As for what I actually think about consciousness, if I had to take a position, I would likely ascribe to a form of panpsychism. Panpsychism states that consciousness is just another property of the physical universe (like gravity), and that in specific kinds of configurations of matter (animal brains at least), it looks like the phenomenal field that we are familiar with. This is related to another theory of consciousness: Integrated Information Theory (IIT), which attempts to utilize a set of mathematical principles and equations to precisely measure and quantify the consciousness of physical systems. Here again though, the more specific a theory becomes, the more likely it is to become specifically wrong. While IIT utilizes very precise axioms and mathematical formulations, they are incredibly difficult to compute in practice, or to know whether they actually correlate to consciousness at all. It does at least point out broad considerations, such as predicting that brain regions such as the cerebellum are not conscious, and indeed it is not. Following this same logic, it also precludes CPUs, GPUs, or TPUs from being conscious either.

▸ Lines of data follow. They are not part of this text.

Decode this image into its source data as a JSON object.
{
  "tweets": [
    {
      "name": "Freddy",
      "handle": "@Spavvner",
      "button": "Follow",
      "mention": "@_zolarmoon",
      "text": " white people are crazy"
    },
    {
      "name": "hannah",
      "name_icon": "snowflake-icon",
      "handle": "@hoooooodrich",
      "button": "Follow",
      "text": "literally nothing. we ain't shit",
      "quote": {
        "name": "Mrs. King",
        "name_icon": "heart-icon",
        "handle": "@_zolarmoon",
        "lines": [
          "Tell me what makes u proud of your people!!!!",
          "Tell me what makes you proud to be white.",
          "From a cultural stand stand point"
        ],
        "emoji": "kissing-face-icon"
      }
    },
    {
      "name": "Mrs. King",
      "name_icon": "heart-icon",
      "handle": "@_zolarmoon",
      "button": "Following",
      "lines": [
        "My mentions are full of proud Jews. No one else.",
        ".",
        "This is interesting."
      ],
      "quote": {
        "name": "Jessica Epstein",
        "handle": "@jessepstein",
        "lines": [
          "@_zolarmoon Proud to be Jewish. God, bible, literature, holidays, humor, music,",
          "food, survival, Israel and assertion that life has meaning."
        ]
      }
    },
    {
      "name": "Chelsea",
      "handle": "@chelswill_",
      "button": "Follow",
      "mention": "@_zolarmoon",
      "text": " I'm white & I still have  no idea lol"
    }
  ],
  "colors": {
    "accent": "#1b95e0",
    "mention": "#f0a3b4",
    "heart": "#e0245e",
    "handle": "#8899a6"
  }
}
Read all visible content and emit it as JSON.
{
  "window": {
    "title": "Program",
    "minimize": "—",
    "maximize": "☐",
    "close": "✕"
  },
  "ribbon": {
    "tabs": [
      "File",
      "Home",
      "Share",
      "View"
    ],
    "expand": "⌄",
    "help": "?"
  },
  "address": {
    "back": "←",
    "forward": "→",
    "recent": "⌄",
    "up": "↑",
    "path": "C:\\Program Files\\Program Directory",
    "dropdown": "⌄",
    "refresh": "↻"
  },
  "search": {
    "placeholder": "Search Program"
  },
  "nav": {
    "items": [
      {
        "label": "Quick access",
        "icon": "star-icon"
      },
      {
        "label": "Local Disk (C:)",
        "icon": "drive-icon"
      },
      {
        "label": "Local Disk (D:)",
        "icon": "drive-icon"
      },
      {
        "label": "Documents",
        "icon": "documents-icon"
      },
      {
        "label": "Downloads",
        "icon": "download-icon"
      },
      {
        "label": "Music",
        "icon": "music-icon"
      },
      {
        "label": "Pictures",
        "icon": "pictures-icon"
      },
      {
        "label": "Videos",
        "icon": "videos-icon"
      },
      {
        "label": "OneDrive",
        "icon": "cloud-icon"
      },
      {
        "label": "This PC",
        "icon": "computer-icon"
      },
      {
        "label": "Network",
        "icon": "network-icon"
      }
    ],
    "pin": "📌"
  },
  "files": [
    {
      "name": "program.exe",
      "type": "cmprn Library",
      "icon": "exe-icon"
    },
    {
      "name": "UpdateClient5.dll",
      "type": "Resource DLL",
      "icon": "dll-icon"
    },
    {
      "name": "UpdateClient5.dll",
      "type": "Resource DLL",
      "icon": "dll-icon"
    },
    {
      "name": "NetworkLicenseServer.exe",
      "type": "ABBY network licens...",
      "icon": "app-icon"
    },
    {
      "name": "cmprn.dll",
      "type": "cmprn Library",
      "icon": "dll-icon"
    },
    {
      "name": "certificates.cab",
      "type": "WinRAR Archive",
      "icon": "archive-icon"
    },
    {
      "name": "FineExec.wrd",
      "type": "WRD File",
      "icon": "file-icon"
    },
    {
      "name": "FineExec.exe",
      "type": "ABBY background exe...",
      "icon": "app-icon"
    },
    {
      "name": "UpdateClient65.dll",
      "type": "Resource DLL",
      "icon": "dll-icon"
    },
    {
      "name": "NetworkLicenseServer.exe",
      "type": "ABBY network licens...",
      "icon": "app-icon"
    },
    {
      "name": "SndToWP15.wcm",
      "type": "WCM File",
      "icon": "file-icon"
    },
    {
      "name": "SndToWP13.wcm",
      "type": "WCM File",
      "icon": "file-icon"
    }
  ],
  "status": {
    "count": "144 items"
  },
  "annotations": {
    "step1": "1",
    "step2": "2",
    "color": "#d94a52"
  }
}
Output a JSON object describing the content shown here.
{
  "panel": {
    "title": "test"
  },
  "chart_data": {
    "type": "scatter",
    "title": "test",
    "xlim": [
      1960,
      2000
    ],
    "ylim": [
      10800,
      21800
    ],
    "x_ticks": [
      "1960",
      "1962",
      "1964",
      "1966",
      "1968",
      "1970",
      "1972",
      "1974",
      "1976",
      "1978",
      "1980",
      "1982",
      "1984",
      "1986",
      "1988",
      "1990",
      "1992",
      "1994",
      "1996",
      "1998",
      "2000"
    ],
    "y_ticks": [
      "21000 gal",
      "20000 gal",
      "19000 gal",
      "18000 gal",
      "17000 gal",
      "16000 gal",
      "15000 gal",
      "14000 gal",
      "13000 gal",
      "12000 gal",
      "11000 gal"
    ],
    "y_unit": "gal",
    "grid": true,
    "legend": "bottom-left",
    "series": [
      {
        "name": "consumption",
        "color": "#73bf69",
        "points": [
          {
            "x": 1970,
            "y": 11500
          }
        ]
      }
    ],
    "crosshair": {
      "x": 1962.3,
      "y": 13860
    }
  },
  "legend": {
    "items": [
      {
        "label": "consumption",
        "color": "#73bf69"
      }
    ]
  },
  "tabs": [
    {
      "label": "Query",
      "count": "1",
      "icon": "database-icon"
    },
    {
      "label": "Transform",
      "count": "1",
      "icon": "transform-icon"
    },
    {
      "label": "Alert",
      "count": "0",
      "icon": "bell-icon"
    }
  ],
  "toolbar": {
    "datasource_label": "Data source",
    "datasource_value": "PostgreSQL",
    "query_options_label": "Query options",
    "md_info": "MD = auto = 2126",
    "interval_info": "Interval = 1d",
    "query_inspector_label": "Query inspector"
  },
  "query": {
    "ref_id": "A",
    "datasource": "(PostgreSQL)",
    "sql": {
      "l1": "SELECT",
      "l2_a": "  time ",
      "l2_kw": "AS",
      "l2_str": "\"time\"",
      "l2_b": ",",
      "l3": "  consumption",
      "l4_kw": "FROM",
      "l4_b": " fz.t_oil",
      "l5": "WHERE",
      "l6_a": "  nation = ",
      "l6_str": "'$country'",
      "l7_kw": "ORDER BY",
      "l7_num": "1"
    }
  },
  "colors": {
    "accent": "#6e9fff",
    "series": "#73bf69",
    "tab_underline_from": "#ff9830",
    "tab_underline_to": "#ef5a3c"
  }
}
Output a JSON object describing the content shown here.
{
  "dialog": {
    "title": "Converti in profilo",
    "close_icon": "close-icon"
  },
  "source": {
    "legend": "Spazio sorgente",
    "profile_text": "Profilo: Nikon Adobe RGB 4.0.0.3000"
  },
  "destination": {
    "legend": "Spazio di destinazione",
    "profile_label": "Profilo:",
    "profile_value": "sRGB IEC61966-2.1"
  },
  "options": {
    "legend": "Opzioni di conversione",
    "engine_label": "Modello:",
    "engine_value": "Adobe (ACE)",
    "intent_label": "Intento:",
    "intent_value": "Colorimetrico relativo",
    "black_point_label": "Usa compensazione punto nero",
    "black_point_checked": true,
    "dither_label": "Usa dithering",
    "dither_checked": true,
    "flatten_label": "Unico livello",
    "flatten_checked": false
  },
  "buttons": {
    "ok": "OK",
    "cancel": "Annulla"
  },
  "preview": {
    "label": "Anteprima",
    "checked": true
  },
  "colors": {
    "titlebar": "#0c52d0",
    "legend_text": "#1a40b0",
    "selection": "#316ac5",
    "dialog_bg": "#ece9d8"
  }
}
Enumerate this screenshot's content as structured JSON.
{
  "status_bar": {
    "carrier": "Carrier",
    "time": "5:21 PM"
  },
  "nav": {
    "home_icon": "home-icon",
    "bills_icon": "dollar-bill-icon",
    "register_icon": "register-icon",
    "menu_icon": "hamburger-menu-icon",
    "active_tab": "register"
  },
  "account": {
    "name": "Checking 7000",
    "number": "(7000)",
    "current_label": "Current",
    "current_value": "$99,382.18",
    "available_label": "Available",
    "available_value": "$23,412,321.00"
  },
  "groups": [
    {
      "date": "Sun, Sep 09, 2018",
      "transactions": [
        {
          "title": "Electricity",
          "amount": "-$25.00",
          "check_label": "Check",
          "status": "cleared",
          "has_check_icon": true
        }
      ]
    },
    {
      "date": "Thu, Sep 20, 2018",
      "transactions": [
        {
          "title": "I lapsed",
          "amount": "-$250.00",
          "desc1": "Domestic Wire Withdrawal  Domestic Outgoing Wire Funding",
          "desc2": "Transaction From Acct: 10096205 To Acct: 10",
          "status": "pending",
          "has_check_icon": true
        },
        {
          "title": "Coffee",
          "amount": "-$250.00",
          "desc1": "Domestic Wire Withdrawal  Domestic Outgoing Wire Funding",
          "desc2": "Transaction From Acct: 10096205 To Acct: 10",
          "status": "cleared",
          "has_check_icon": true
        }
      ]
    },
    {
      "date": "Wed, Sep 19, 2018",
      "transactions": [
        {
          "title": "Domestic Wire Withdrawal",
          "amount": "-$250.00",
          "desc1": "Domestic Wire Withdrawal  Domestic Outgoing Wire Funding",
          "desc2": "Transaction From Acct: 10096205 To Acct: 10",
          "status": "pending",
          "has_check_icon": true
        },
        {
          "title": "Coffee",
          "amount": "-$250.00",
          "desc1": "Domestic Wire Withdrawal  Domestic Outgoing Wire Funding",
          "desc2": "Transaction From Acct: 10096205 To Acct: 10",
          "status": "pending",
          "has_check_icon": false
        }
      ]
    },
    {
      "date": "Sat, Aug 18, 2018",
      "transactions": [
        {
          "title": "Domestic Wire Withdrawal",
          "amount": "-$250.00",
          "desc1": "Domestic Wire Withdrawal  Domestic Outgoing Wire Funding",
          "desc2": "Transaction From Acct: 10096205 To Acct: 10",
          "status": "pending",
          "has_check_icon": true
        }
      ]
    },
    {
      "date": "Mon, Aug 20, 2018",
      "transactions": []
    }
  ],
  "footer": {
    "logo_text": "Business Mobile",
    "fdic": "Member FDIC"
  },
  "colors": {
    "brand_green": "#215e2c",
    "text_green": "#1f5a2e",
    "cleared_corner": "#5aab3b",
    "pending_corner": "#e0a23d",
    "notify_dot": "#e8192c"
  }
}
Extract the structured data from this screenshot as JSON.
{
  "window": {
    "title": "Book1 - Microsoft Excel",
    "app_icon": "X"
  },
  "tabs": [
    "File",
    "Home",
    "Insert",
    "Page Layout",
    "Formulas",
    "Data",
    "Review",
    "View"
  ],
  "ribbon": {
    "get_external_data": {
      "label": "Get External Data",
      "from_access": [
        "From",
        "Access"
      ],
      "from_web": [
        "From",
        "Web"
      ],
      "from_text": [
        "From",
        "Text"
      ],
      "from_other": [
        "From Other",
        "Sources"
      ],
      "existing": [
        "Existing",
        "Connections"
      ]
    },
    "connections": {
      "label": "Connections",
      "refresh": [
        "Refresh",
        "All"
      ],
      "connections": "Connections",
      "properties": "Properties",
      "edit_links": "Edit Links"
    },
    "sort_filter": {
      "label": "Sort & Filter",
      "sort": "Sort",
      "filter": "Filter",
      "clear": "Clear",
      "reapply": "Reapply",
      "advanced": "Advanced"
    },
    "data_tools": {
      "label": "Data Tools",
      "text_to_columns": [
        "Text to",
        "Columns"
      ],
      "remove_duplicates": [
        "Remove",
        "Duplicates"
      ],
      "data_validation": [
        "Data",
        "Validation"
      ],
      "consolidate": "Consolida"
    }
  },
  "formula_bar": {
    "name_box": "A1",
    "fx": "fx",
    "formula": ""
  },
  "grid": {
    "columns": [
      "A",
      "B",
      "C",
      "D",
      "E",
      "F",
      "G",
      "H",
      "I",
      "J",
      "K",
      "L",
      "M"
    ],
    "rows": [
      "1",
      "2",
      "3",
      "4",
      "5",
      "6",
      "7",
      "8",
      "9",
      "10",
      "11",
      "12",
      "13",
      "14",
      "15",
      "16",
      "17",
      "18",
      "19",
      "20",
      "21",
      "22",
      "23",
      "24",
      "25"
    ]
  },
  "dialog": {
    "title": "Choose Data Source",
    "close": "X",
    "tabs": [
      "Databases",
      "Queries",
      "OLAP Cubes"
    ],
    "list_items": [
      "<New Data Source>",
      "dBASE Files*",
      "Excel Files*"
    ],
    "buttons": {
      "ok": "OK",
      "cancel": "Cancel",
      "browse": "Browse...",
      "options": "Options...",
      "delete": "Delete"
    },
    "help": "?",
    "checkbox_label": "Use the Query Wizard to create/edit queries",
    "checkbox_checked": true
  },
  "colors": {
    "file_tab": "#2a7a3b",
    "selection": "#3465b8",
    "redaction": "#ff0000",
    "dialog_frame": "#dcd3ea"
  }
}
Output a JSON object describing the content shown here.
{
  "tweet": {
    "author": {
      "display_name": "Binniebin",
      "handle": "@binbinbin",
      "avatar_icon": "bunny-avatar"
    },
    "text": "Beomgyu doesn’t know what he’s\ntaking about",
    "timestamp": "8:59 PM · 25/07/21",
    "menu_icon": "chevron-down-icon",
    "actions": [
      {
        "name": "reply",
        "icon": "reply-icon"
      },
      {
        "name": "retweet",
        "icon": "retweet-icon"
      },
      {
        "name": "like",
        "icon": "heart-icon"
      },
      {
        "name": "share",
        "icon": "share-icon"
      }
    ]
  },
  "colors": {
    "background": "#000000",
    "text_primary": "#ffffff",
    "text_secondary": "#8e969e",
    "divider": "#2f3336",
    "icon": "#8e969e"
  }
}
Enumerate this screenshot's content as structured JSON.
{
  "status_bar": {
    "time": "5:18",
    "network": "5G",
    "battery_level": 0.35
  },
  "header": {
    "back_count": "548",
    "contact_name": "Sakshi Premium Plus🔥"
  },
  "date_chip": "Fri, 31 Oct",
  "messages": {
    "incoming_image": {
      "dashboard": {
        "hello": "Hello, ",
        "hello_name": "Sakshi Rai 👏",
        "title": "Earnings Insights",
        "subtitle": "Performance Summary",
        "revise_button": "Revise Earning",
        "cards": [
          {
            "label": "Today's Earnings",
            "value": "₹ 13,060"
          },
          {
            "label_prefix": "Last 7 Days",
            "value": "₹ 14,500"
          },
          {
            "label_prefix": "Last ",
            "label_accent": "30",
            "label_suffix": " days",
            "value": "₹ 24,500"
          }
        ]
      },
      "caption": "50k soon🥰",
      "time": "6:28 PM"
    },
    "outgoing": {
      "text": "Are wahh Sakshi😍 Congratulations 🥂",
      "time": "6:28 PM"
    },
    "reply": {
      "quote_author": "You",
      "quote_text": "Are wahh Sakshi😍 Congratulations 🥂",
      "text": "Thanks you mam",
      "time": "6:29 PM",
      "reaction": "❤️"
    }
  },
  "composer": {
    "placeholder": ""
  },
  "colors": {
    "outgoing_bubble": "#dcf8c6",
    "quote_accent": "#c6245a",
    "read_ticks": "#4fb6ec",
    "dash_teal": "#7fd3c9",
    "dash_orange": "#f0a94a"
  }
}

Other perspectives which I appreciated discovering while doing my work included those that took affect seriously as a first-class characteristic of our phenomenal experience. Mark Solms released a great book in the last year called The Hidden Spring in which he proposes that the most basic form of conscious experience is affective experience (as opposed to being sensory or cognitive). For him, the “feels like” of Nagel is one that is always affectively charged in some basic way. There is something that seems quite right to me about this, especially when I perform any kind of deeper introspection. Along these lines is a non-profit doing research from this affect-first perspective called QRI (Qualia Research Institute). These approaches are appealing because similarly to IIT, they attempt to take the phenomenology of conscious experience seriously. Given its inherently subjective nature, I believe that phenomenological investigations still play a key role in disclosing useful insights into consciousness, regardless of whether they may or may not be easily translated into computational terms.

Final Thoughts

What these alternative perspectives suggest though is that consciousness may have little to nothing to do with cognitive computation, information access, or with intelligence per-se. They also suggest that we are unlikely to see a conscious artificial intelligence anytime soon, since the axis upon which AI is developing is almost orthogonal to that of actual consciousness in physical systems like us. It isn’t a matter of the computations being performed, but rather the physical system doing those computations. CPUs, GPUs, and TPUs are simply not physical systems which we should have any reason to believe produce phenomenal experience, and by extension the programs which these systems run are not likely to be conscious either.

What advanced AI systems like DALLE and ChatGPT force us to confront is not the possibility of sentient machines which require some kind of ethical consideration, but exactly the inverse: a system which is indistinguishable from a human, but almost certainly is not conscious. Individuals like Blake Lemoine are in a certain sense a canary in the coal mine for what will inevitably be increasingly human-like agents. It seems to me then to be an ethical imperative to not get caught up in the “AI and Consciousness” hype, and instead remember that there are currently billions of humans and non-humans which we know are conscious right now, and are living in situations suffering which we can collectively do something about.

I am glad that I spent the year that I did working on these problems. It is ultimately not the long-term direction I want to focus on, but thinking through just how far we can take the “AI and Consciousness’’ connection was fruitful as an exercise in exploring the limits of an idea. After all this time, I still don’t know what consciousness is, but at least I have a better sense of what it isn’t. I suppose that counts for something.